Les présentations de romans, albums pour petits et grands, diffusées sur Radio d'Oc Moissac

Morwenna / Jo Walton .- Denoël (Lunes d’encre), 2014

Publié le 30 Décembre 2014 in Science-Fiction, Handicap, Lecture

  • Prix Hugo - meilleur roman – 2012 (décerné par le public)
  • Prix Nebula - Meilleur roman –2011 (jury de professionnels)
  • British Fantasy Award.

Un livre-hommage à la littérature de science-fiction et aux littératures de l’imaginaire.

Morwenna / Jo Walton .- Denoël (Lunes d’encre), 2014

Morwenna Phelps est une jeune fille de 15 ans qui a déjà dû vivre quelques dures épreuves dans sa jeune vie : victime d’un accident terrible qui l’a laissée handicapée, elle perd aussi à cette occasion, sa sœur jumelle, Morganna. Cet accident est lié à un combat que les sœurs avaient mené contre leur propre mère, un être fou, une sorcière, leur ennemie mortelle. Depuis, Morwenna s’est réfugiée chez son père qu’elle n’avait jamais eu l’occasion de connaître et où elle découvre également peu à peu sa famille paternelle (3 vieilles tantes un peu sorcières et Sam, son grand-père). Elle est placée très rapidement à l'école privée d'Arlinghust, en Angleterre, dans laquelle elle peine à trouver ses repères et à tisser des liens. Arlinghust est en effet une école pour les familles aisées, aux codes particuliers, surtout entre élèves où rien ne compte plus que de savoir quel est le modèle de la voiture des pères. Le culte de la richesse, les relations sociales différentes, l’éloignement de sa terre d’origine qu’est le Pays de Galles, la solitude, la perte de sa sœur et son handicap rendent difficile l’adaptation à ce nouvel environnement.

Morwanna, ou Mori, comme on l’appelle, a cependant un univers intérieur bien riche : depuis sa plus tendre enfance, elle accède au monde des fées, ces fées du folklore gallois avec lesquelles elle jouait et qu’aujourd’hui elle continue de voir. Mais Morwanna se refuse à utiliser la magie. D’une part car elle risque de signaler sa présence à sa mère dont elle se cache, mais également parce qu’ elle risque de provoquer des évènements dont il est toujours impossible de mesurer les conséquences.
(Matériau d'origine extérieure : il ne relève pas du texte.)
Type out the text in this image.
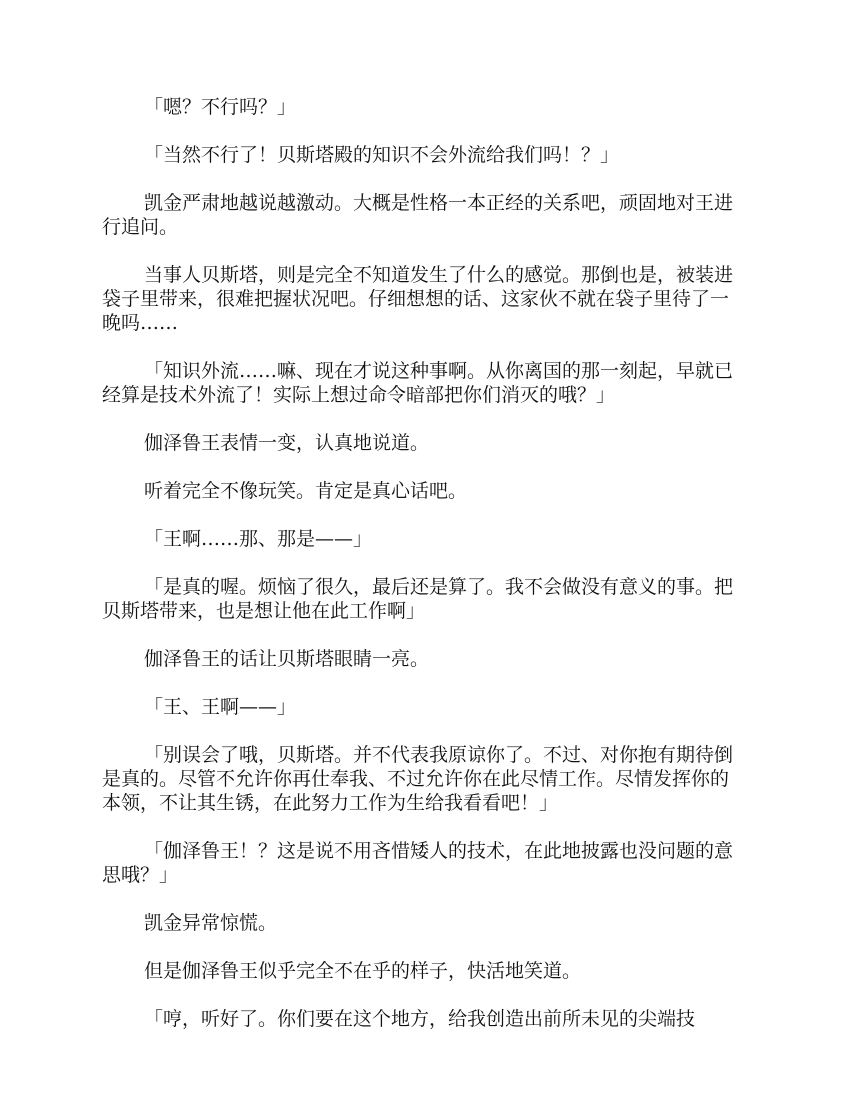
「嗯？不行吗？」

「当然不行了！贝斯塔殿的知识不会外流给我们吗！？」

凯金严肃地越说越激动。大概是性格一本正经的关系吧，顽固地对王进行追问。

当事人贝斯塔，则是完全不知道发生了什么的感觉。那倒也是，被装进袋子里带来，很难把握状况吧。仔细想想的话、这家伙不就在袋子里待了一晚吗……

「知识外流……嘛、现在才说这种事啊。从你离国的那一刻起，早就已经算是技术外流了！实际上想过命令暗部把你们消灭的哦？」

伽泽鲁王表情一变，认真地说道。

听着完全不像玩笑。肯定是真心话吧。

「王啊……那、那是——」

「是真的喔。烦恼了很久，最后还是算了。我不会做没有意义的事。把贝斯塔带来，也是想让他在此工作啊」

伽泽鲁王的话让贝斯塔眼睛一亮。

「王、王啊——」

「别误会了哦，贝斯塔。并不代表我原谅你了。不过、对你抱有期待倒是真的。尽管不允许你再仕奉我、不过允许你在此尽情工作。尽情发挥你的本领，不让其生锈，在此努力工作为生给我看看吧！」

「伽泽鲁王！？这是说不用吝惜矮人的技术，在此地披露也没问题的意思哦？」

凯金异常惊慌。

但是伽泽鲁王似乎完全不在乎的样子，快活地笑道。

「哼，听好了。你们要在这个地方，给我创造出前所未见的尖端技
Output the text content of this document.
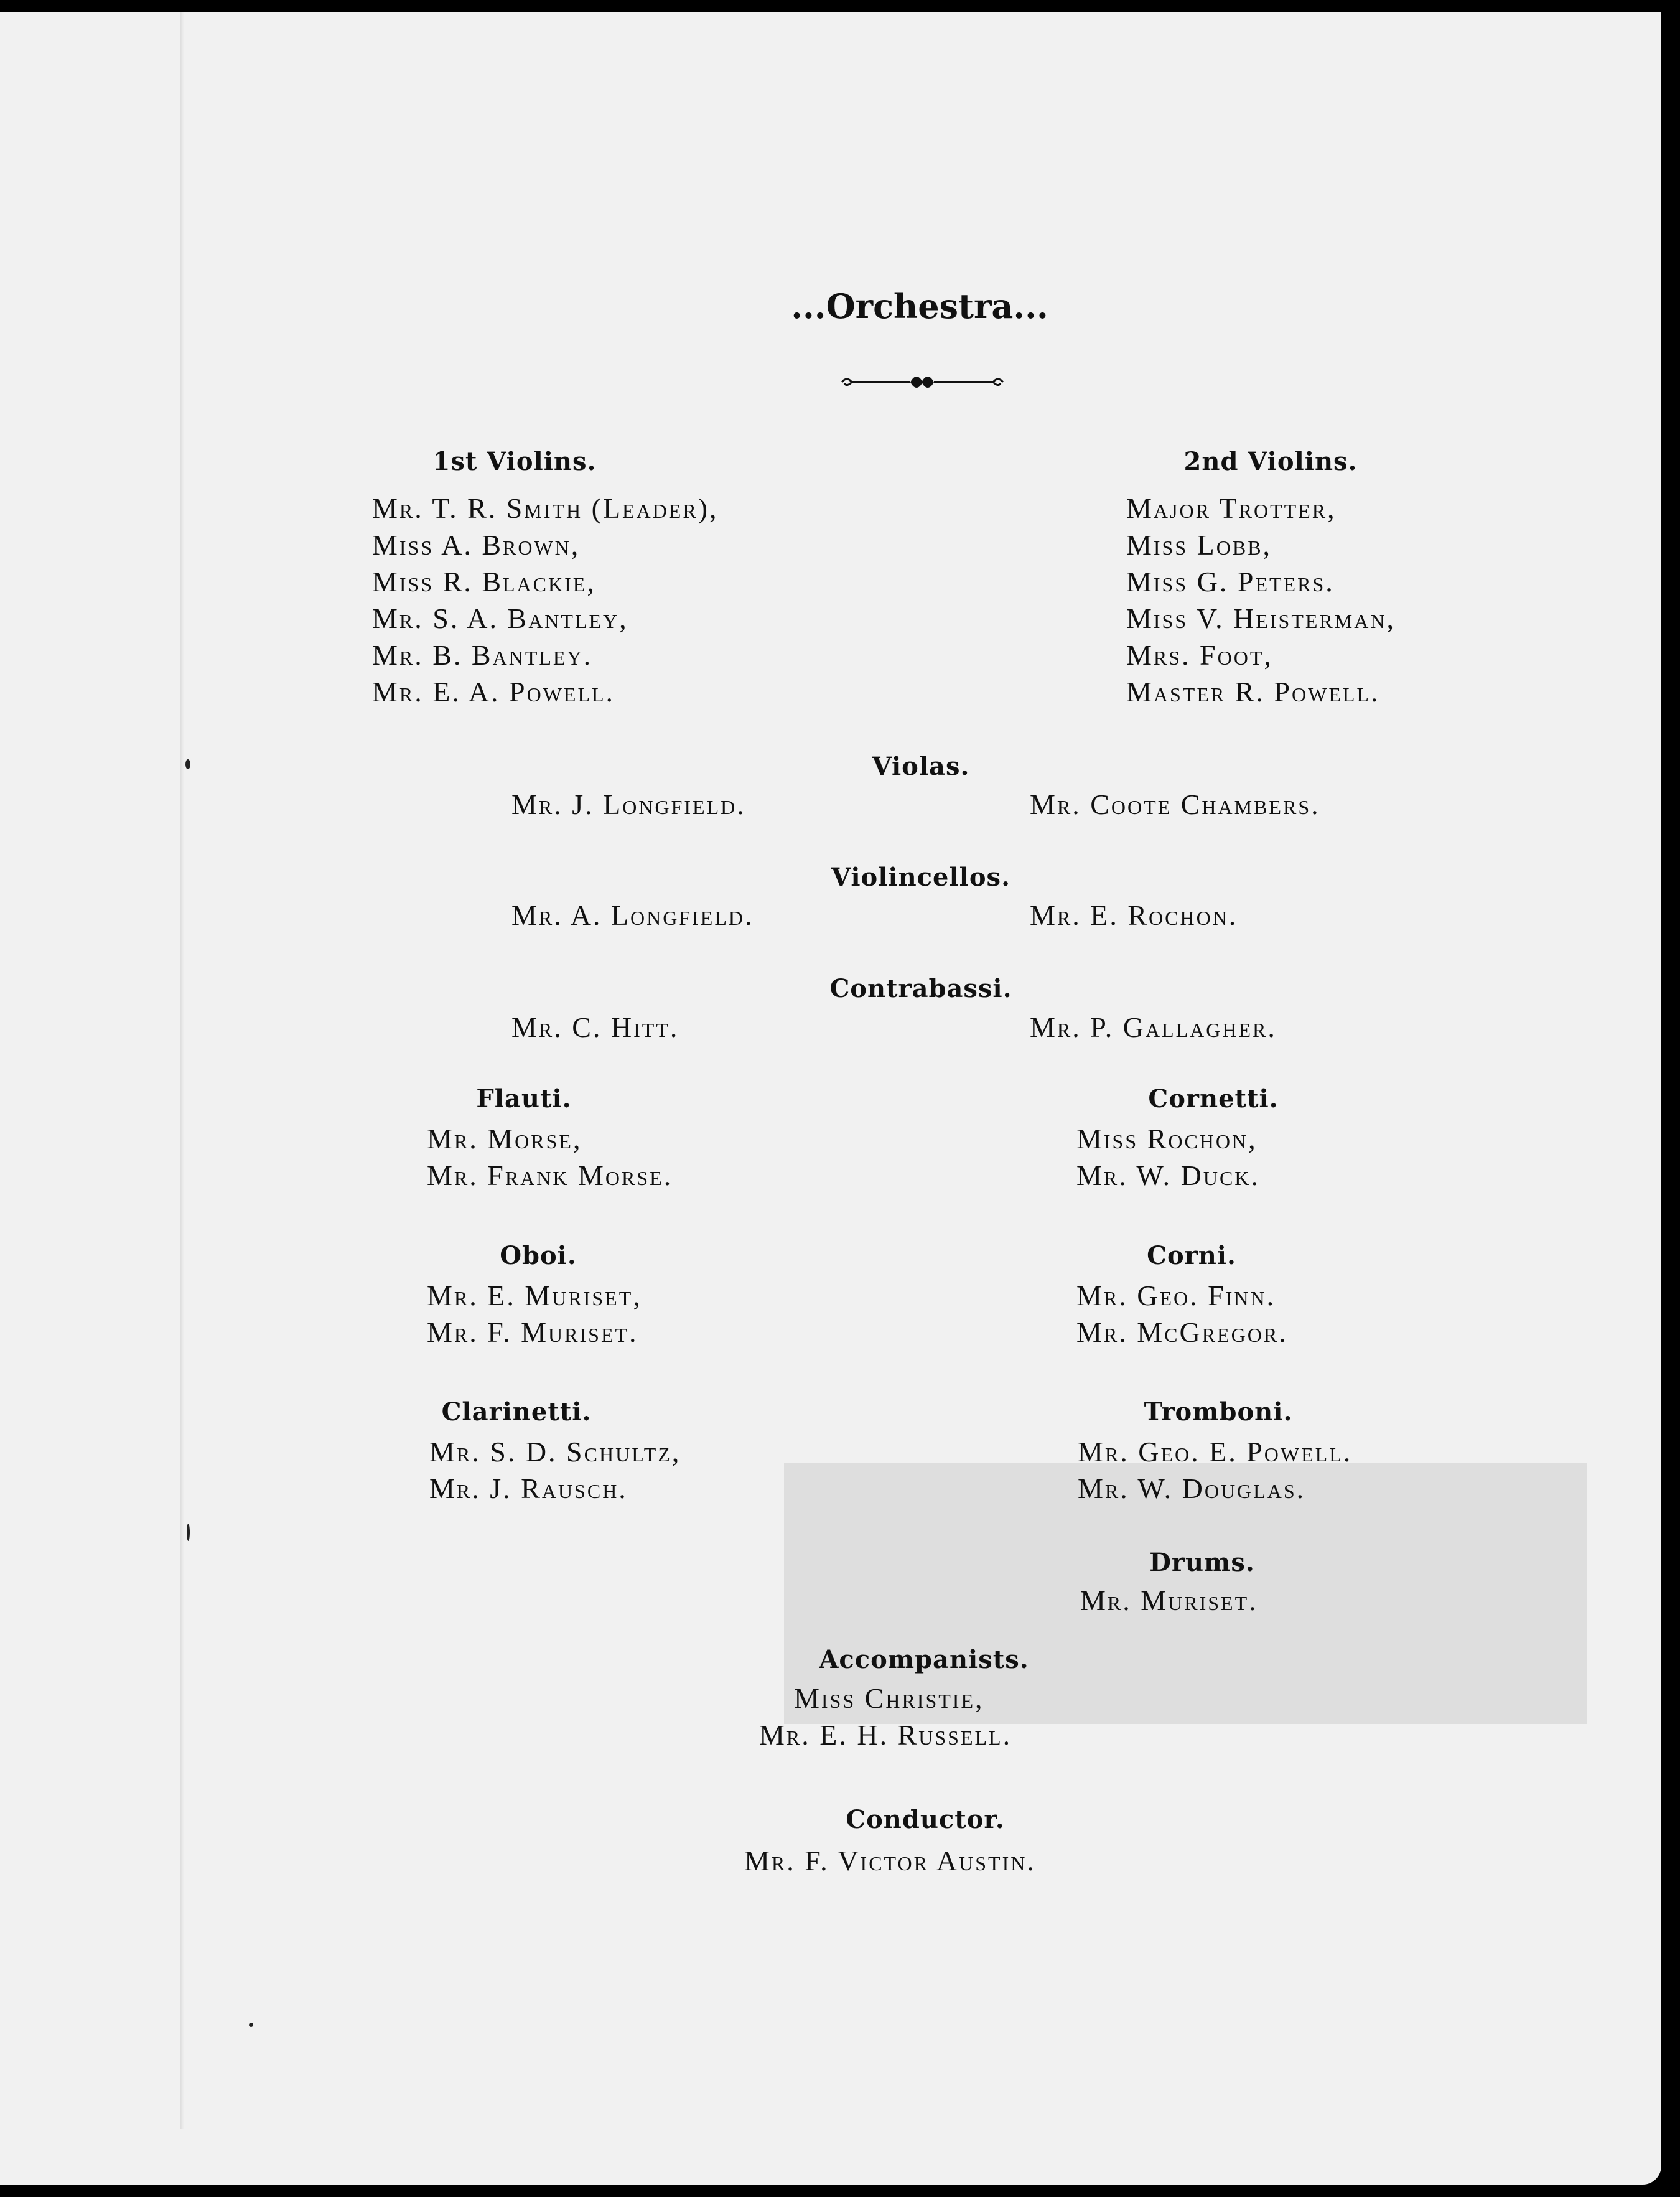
...Orchestra...
1st Violins.
Mr. T. R. Smith (Leader),
Miss A. Brown,
Miss R. Blackie,
Mr. S. A. Bantley,
Mr. B. Bantley.
Mr. E. A. Powell.
2nd Violins.
Major Trotter,
Miss Lobb,
Miss G. Peters.
Miss V. Heisterman,
Mrs. Foot,
Master R. Powell.
Violas.
Mr. J. Longfield.	Mr. Coote Chambers.
Violincellos.
Mr. A. Longfield.	Mr. E. Rochon.
Contrabassi.
Mr. C. Hitt.	Mr. P. Gallagher.
Flauti.
Mr. Morse,
Mr. Frank Morse.
Cornetti.
Miss Rochon,
Mr. W. Duck.
Oboi.
Mr. E. Muriset,
Mr. F. Muriset.
Corni.
Mr. Geo. Finn.
Mr. McGregor.
Clarinetti.
Mr. S. D. Schultz,
Mr. J. Rausch.
Tromboni.
Mr. Geo. E. Powell.
Mr. W. Douglas.
Drums.
Mr. Muriset.
Accompanists.
Miss Christie,
Mr. E. H. Russell.
Conductor.
Mr. F. Victor Austin.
Mori a aussi cette capacité à se nourrir de lectures auxquelles elle consacre la majorité de son temps libre car elle ne peut participer aux très nombreuses activités sportives de son école. Lire, est pour elle un des moyens d’accéder au monde, et d’alimenter sa force de vie. Les livres lui servent autant de refuge que de stimulant intellectuel et deviennent une arme et une protection lui donnant le courage de combattre l’énergie maléfique de sa mère mais aussi de s’ouvrir aux autres. Cette activité au départ solitaire devient très vite un moteur de rencontre : elle se lie d’amitié avec la bibliothécaire de l’école, s’inscrit à la bibliothèque de la ville, participe à un club de lecture spécial SF, emprunte des livres à son père et vit sa première histoire d’amour. Les livres ont du pouvoir !

Le récit construit comme un journal intime n’est finalement pas un livre fantastique ou de science-fiction. Il entremêle si bien le merveilleux et le réel que l’on oublie à la lecture les possibilités magiques qu’il contient, jusqu’à se dire que la croyance en la magie n’est rien d’autre pour cette adolescente qu’un moyen comme un autre de se protéger d’une réalité trop difficile à vivre.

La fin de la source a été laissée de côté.